Findings on efficacy and safety of recanalisation therapy in AIS patients with remote malignancy are very limited. Only Masrur et al. investigated this specific topic showing that RC patients had an unfavourable outcome. Rates of SICH were higher in RC patients than in AC and WC ones and in-hospital mortality did not differ between RC and AC patients9. Our patients with nonactive, remote malignancy receiving IVT had good clinical outcomes. Indeed, functional independence, mortality, and haemorrhagic transformation were similar between RC and WC patients. Although we did not observe any significant difference, RC patients undergoing MT showed higher rates of 3-month dependency, 3-month mortality, and in-hospital mortality than WC ones. We should underline that AIS patients enrolled by Masrur et al. received IVT within 3 h of stroke onset and were treated with intra-arterial thrombolysis when LVO occurred. Our data clearly support to use IVT in AIS patients with RC who should be considered as individuals with no previous history of malignancy. Additional data regarding MT in RC patients are needed.

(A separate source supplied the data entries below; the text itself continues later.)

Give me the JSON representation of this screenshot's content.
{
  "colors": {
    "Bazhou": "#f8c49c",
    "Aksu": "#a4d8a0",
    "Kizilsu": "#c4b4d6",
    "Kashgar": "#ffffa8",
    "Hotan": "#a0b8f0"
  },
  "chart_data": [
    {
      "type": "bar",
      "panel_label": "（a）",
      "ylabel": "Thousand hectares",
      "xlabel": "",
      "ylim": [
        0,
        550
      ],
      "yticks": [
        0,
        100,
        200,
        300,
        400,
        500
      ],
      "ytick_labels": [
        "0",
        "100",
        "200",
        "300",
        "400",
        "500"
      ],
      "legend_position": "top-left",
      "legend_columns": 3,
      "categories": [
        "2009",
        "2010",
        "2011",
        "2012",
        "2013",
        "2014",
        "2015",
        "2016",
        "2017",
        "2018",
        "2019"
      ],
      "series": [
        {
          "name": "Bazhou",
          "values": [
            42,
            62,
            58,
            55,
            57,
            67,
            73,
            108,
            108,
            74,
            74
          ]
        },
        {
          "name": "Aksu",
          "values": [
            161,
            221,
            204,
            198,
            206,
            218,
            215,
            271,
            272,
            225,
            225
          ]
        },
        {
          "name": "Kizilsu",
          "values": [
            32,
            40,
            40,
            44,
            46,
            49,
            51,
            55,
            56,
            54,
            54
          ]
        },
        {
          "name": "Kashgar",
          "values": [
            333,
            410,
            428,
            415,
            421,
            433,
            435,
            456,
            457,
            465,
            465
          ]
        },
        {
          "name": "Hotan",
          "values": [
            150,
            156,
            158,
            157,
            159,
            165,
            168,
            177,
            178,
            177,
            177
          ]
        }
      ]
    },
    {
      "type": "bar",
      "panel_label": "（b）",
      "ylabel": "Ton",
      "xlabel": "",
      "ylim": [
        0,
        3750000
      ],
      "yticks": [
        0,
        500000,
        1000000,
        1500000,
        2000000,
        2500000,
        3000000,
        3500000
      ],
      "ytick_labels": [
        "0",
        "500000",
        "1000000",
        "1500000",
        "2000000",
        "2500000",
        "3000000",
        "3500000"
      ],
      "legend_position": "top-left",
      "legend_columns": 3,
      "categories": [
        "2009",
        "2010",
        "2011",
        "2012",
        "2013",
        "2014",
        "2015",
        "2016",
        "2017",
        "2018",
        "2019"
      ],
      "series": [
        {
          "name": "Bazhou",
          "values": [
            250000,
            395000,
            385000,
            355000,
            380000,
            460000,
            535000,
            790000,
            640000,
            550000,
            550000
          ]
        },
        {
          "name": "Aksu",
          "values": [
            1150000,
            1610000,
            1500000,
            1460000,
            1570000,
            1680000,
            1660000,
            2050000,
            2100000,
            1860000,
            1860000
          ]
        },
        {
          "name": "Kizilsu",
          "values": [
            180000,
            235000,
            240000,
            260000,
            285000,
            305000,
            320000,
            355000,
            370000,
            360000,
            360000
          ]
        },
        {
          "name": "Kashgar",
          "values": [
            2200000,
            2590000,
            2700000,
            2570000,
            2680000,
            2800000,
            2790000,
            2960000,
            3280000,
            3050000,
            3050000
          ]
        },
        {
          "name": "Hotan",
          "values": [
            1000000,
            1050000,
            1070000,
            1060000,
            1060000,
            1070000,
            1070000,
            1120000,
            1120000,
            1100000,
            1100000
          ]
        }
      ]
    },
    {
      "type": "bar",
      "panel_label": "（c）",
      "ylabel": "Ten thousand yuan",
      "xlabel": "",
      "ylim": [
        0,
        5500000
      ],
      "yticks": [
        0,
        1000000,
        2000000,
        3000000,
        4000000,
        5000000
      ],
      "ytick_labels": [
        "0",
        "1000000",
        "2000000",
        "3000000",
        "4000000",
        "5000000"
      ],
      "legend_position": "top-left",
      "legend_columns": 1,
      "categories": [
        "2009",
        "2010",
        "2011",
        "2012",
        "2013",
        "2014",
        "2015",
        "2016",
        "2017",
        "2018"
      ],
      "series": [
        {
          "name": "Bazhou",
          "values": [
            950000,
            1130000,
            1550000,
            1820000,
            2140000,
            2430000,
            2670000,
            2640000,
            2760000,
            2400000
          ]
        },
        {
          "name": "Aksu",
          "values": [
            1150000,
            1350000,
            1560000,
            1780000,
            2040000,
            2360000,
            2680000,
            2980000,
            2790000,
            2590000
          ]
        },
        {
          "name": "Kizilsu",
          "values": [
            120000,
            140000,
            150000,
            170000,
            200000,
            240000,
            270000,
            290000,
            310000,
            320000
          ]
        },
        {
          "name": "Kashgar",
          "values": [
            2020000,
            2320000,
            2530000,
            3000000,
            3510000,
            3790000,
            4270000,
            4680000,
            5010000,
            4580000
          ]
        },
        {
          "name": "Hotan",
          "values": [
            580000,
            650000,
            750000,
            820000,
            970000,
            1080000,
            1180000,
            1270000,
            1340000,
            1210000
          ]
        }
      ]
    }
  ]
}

Although the present study was one of the largest studies investigating outcome of cancer patients undergoing recanalisation therapy for AIS, nevertheless, it has some important limitations that merit mention. (1) This study has a significant selection bias since only patients undergoing recanalisation therapy for AIS were retrospectively included. We cannot exclude that some cancer patients were not assigned for recanalisation due to their advanced malignant disease and consequently they were not included in the study; (2) this is an observational study performed in a single centre with a limited sample size, which could have resulted in insufficient statistical power to detect true differences between groups; in fact, a power analysis was not conducted before data collection; (3) even after controlling for known confounders, residual confounding from unobserved factors might have affected our results; (4) due to the retrospective nature of the study, new or recurrent unrecognized malignancies might have occurred in RC patients causing a misdiagnosis (RC instead of AC); (5) since some of the 3-month mRS scores were indirectly recorded through telephone interview with patients or their caregivers, it might be possible that post-discharge functional status was not captured as well as in-hospital one; (6) finally, differently from patients treated with MT, for whom recanalisation outcomes are given (measured as TICI result), we were unable to report data on recanalisation rate among patients receiving IVT alone.

In conclusion, recanalisation therapy might be used in AIS patients with cancer. In particular, IVT, and MT ± IVT, seem to be safe and effective methods of treatment in subjects with nonmetastatic, active cancer and with nonactive, remote cancer. Regarding metastatic patients, further studies with larger sample size are needed to explore the real outcome of AIS patients with metastatic cancer undergoing recanalisation therapy. Until then, an individualized approach considering life-expectancy is warranted in this subset of patients.